Chief Justice Roberts’s bailout of Obama care — a.k.a. CJ Roberts’s sellout — may have brought some wavering believers in big government back into the corral, but probably not enough of them to rescue Obama from defeat at the hands of Mitt Romney. I continue to forecast a Romney win over Obama, the strong possibility of a GOP takeover of the Senate, and approximately no change in the GOP’s large House majority (see left sidebar).
Further evidence for my forecasts, is found in Scott Rasmussen’s polls about the “popularity” (i.e., unpopularity) of Obama and Obamacare:
The latest poll results show a net disapproval rating of -18 for Obama (as of July 3) and a net disapproval rating of -14 for Obamacare (as of June 29-30, the two days immediately following CJ Roberts’s bombshell).
Obama’s net disapproval rating measures the percentage of respondents who strongly approve of his performance, minus the percentage of respondents who strongly disapprove of his performance.

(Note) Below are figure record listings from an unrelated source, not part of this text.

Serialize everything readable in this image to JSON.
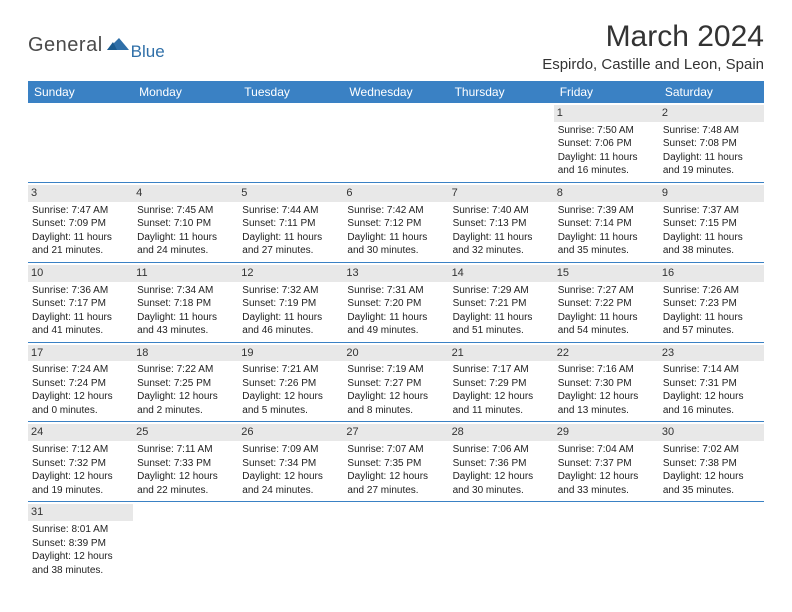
{
  "logo": {
    "text_general": "General",
    "text_blue": "Blue",
    "icon_color": "#2f6fa8"
  },
  "header": {
    "month_title": "March 2024",
    "location": "Espirdo, Castille and Leon, Spain"
  },
  "colors": {
    "header_bg": "#3a81c4",
    "header_text": "#ffffff",
    "daynum_bg": "#e8e8e8",
    "row_border": "#3a81c4",
    "body_text": "#333333"
  },
  "weekdays": [
    "Sunday",
    "Monday",
    "Tuesday",
    "Wednesday",
    "Thursday",
    "Friday",
    "Saturday"
  ],
  "weeks": [
    [
      null,
      null,
      null,
      null,
      null,
      {
        "n": "1",
        "sunrise": "7:50 AM",
        "sunset": "7:06 PM",
        "daylight": "11 hours and 16 minutes."
      },
      {
        "n": "2",
        "sunrise": "7:48 AM",
        "sunset": "7:08 PM",
        "daylight": "11 hours and 19 minutes."
      }
    ],
    [
      {
        "n": "3",
        "sunrise": "7:47 AM",
        "sunset": "7:09 PM",
        "daylight": "11 hours and 21 minutes."
      },
      {
        "n": "4",
        "sunrise": "7:45 AM",
        "sunset": "7:10 PM",
        "daylight": "11 hours and 24 minutes."
      },
      {
        "n": "5",
        "sunrise": "7:44 AM",
        "sunset": "7:11 PM",
        "daylight": "11 hours and 27 minutes."
      },
      {
        "n": "6",
        "sunrise": "7:42 AM",
        "sunset": "7:12 PM",
        "daylight": "11 hours and 30 minutes."
      },
      {
        "n": "7",
        "sunrise": "7:40 AM",
        "sunset": "7:13 PM",
        "daylight": "11 hours and 32 minutes."
      },
      {
        "n": "8",
        "sunrise": "7:39 AM",
        "sunset": "7:14 PM",
        "daylight": "11 hours and 35 minutes."
      },
      {
        "n": "9",
        "sunrise": "7:37 AM",
        "sunset": "7:15 PM",
        "daylight": "11 hours and 38 minutes."
      }
    ],
    [
      {
        "n": "10",
        "sunrise": "7:36 AM",
        "sunset": "7:17 PM",
        "daylight": "11 hours and 41 minutes."
      },
      {
        "n": "11",
        "sunrise": "7:34 AM",
        "sunset": "7:18 PM",
        "daylight": "11 hours and 43 minutes."
      },
      {
        "n": "12",
        "sunrise": "7:32 AM",
        "sunset": "7:19 PM",
        "daylight": "11 hours and 46 minutes."
      },
      {
        "n": "13",
        "sunrise": "7:31 AM",
        "sunset": "7:20 PM",
        "daylight": "11 hours and 49 minutes."
      },
      {
        "n": "14",
        "sunrise": "7:29 AM",
        "sunset": "7:21 PM",
        "daylight": "11 hours and 51 minutes."
      },
      {
        "n": "15",
        "sunrise": "7:27 AM",
        "sunset": "7:22 PM",
        "daylight": "11 hours and 54 minutes."
      },
      {
        "n": "16",
        "sunrise": "7:26 AM",
        "sunset": "7:23 PM",
        "daylight": "11 hours and 57 minutes."
      }
    ],
    [
      {
        "n": "17",
        "sunrise": "7:24 AM",
        "sunset": "7:24 PM",
        "daylight": "12 hours and 0 minutes."
      },
      {
        "n": "18",
        "sunrise": "7:22 AM",
        "sunset": "7:25 PM",
        "daylight": "12 hours and 2 minutes."
      },
      {
        "n": "19",
        "sunrise": "7:21 AM",
        "sunset": "7:26 PM",
        "daylight": "12 hours and 5 minutes."
      },
      {
        "n": "20",
        "sunrise": "7:19 AM",
        "sunset": "7:27 PM",
        "daylight": "12 hours and 8 minutes."
      },
      {
        "n": "21",
        "sunrise": "7:17 AM",
        "sunset": "7:29 PM",
        "daylight": "12 hours and 11 minutes."
      },
      {
        "n": "22",
        "sunrise": "7:16 AM",
        "sunset": "7:30 PM",
        "daylight": "12 hours and 13 minutes."
      },
      {
        "n": "23",
        "sunrise": "7:14 AM",
        "sunset": "7:31 PM",
        "daylight": "12 hours and 16 minutes."
      }
    ],
    [
      {
        "n": "24",
        "sunrise": "7:12 AM",
        "sunset": "7:32 PM",
        "daylight": "12 hours and 19 minutes."
      },
      {
        "n": "25",
        "sunrise": "7:11 AM",
        "sunset": "7:33 PM",
        "daylight": "12 hours and 22 minutes."
      },
      {
        "n": "26",
        "sunrise": "7:09 AM",
        "sunset": "7:34 PM",
        "daylight": "12 hours and 24 minutes."
      },
      {
        "n": "27",
        "sunrise": "7:07 AM",
        "sunset": "7:35 PM",
        "daylight": "12 hours and 27 minutes."
      },
      {
        "n": "28",
        "sunrise": "7:06 AM",
        "sunset": "7:36 PM",
        "daylight": "12 hours and 30 minutes."
      },
      {
        "n": "29",
        "sunrise": "7:04 AM",
        "sunset": "7:37 PM",
        "daylight": "12 hours and 33 minutes."
      },
      {
        "n": "30",
        "sunrise": "7:02 AM",
        "sunset": "7:38 PM",
        "daylight": "12 hours and 35 minutes."
      }
    ],
    [
      {
        "n": "31",
        "sunrise": "8:01 AM",
        "sunset": "8:39 PM",
        "daylight": "12 hours and 38 minutes."
      },
      null,
      null,
      null,
      null,
      null,
      null
    ]
  ],
  "labels": {
    "sunrise": "Sunrise: ",
    "sunset": "Sunset: ",
    "daylight": "Daylight: "
  }
}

It has been three years since the arithmetic yielded a positive number, which is why I usually refer to the poll results as Obama’s disapproval or unpopularity rating.
The ratings for Obamacare are constructed as follows: For the period before Obamacare was signed into law on March 23, 2010, the numbers represent the percentage of respondents who strongly favored the passage of Obamacare, less the percentage of respondents who strongly opposed the passage of Obamacare. From the enactment of Obamacare to the present, the numbers represent the percentage of respondents who have strongly opposed the repeal of Obamacare, minus the percentage of respondents who have strongly favored the repeal of Obamacare.

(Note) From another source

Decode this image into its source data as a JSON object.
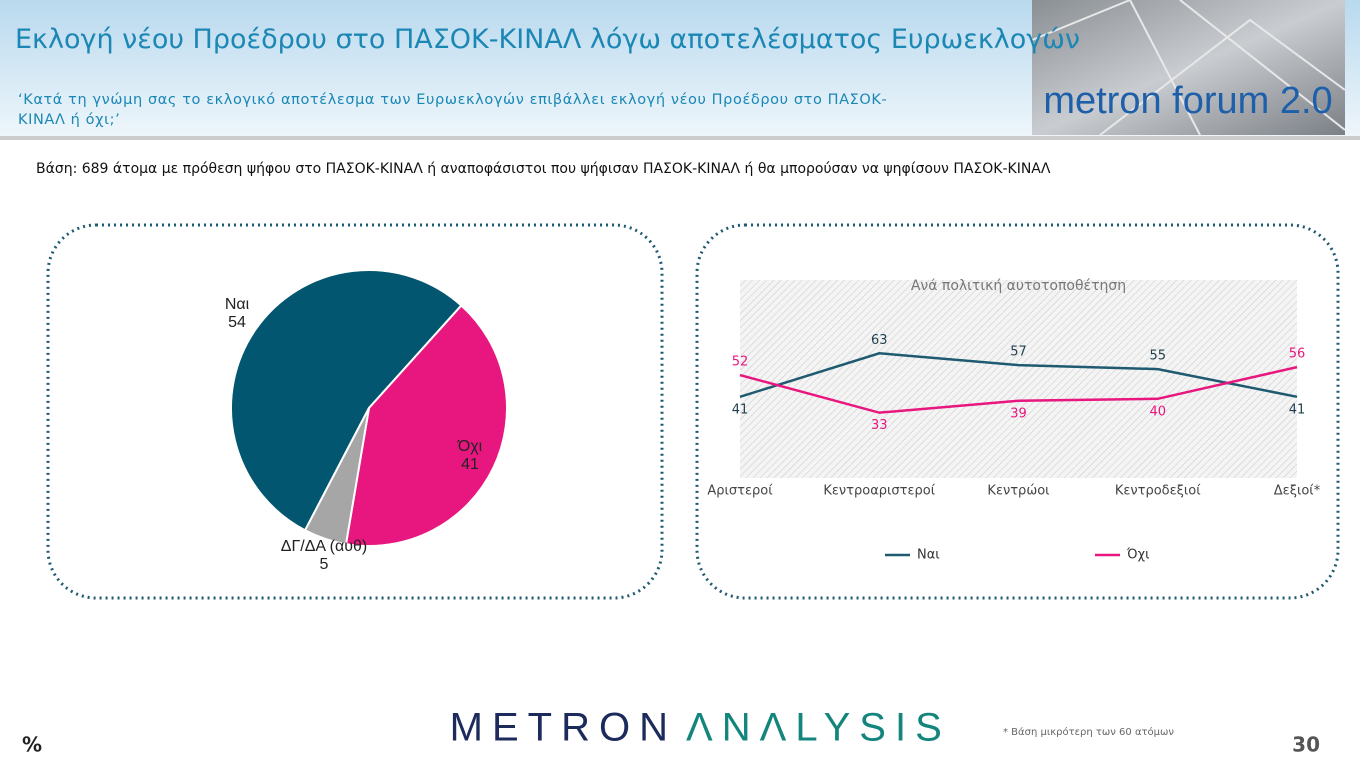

Needless to say, Obamacare has always been in negative territory. In the latest poll (June 29-30) it gained only one percentage point from the poll conducted a week earlier. The recent uptick began in May, probably as a result of the intense p.r. campaign conducted by Obama and other Democrats (most notably Sen. Patrick Leahy, chairman of the Senate Judiciary Committee).
The save-Obamacare campaign may have worked on CJ Roberts, but its overall effect has been small. In fact, the recent gain in popularity is minuscule in comparison to the bandwagon-effect gain that began in January 2010 — when it became clear that Obamacare would become law — and continued until the eve of enactment on March 23, 2010.
The real silver lining in the Supreme Court’s Obamacare decision — if there is any silver lining — is that the Obamacare target still hangs from Obama’s neck.